As Plaintiffs have alleged no facts that would lead to the conclusion that a present controversy exists between them and Defendant, Plaintiffs do not have a right to relief under the Declaratory Judgment Act.
Therefore, since the Court has determined that the basis of all Plaintiffs' claims are meritless, the Court finds that all of their claims are not plausible. After reviewing the claims asserted by Plaintiffs as well as the motion to dismiss, the Court finds that there are insufficient facts asserted to support plausible claims against Defendant. Plaintiffs' petition fails to include sufficient facts to support these claims. Conclusory statements are insufficient to state a claim and are not entitled to an assumption of truth.
RECOMMENDATION
Based upon the findings discussed above, the Court RECOMMENDS that Defendant JPMorgan Chase Bank, N.A's ("Chase") Motion to Dismiss Plaintiffs' First Amended Complaint (Dkt. #10) be GRANTED and all claims should be DISMISSED with prejudice.
Within fourteen (14) days after service of the magistrate judge's report, any party may serve and file written objections to the findings and recommendations of the magistrate judge. 28 U.S.C. § 636(b)(1)(C).

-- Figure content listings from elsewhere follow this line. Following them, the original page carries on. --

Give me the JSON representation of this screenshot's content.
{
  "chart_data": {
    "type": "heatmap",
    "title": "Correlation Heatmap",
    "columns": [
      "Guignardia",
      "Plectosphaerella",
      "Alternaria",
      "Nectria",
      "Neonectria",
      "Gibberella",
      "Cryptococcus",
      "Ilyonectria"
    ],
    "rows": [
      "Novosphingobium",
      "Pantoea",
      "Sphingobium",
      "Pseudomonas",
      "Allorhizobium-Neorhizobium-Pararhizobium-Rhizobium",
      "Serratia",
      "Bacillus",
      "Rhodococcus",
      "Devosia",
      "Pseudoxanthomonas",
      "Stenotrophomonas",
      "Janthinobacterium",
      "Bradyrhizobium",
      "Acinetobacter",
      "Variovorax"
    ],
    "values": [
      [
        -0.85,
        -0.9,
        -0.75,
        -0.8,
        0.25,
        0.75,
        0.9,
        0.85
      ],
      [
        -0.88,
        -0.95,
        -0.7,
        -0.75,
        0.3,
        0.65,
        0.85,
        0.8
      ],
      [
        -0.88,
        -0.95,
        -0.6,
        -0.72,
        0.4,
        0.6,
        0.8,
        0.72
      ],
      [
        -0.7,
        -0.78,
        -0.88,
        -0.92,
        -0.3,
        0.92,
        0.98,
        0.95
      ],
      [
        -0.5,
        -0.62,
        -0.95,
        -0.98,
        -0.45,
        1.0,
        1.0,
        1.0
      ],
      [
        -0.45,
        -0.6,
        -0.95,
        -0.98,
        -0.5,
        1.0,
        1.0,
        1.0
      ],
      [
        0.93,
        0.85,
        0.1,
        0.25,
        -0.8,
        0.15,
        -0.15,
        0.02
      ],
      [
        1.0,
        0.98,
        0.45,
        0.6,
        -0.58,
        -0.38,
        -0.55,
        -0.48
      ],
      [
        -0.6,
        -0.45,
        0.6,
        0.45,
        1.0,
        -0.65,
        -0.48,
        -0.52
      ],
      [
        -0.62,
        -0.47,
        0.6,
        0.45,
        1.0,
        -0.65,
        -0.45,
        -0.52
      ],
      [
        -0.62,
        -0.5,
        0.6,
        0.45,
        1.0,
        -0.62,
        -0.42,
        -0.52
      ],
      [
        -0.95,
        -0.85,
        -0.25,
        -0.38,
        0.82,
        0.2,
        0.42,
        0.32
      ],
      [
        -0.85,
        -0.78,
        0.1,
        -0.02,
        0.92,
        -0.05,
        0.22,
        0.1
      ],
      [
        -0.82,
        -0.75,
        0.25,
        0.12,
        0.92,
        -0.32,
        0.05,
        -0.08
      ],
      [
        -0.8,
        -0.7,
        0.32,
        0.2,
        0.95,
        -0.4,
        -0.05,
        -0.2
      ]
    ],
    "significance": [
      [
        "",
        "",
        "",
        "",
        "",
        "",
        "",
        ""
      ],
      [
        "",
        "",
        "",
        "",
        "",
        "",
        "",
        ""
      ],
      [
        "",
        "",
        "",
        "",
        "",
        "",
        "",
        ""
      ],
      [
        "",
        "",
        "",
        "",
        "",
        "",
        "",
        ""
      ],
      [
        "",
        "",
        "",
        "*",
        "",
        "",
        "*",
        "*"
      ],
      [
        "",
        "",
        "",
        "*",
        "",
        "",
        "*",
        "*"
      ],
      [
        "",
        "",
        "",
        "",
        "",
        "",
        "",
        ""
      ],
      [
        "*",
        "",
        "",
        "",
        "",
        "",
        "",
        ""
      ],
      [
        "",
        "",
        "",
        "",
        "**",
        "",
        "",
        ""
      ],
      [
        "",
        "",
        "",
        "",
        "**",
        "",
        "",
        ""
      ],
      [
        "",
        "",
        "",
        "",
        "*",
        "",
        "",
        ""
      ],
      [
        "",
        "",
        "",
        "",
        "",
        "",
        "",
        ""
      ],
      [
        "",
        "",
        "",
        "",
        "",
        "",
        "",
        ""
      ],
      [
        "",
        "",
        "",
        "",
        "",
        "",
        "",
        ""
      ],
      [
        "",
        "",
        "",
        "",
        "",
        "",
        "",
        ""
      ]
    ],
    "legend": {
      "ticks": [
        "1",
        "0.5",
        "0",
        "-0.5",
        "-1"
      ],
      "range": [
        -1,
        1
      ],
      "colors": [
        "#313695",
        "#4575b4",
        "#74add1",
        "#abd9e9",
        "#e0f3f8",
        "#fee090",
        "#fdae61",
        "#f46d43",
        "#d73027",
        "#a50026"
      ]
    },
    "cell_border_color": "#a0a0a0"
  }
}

Failure to file written objections to the proposed findings and recommendations contained in this report within fourteen days after service shall bar an aggrieved party from de novo review by the district court of the proposed findings and recommendations and from appellate review of factual findings accepted or adopted by the district court except on grounds of plain error or manifest injustice. Thomas v. Arn, 474 U.S. 140, 148 (1985); Rodriguez v. Bowen, 857 F.2d 275, 276-77 (5th Cir. 1988).
SIGNED this 16th day of November, 2011.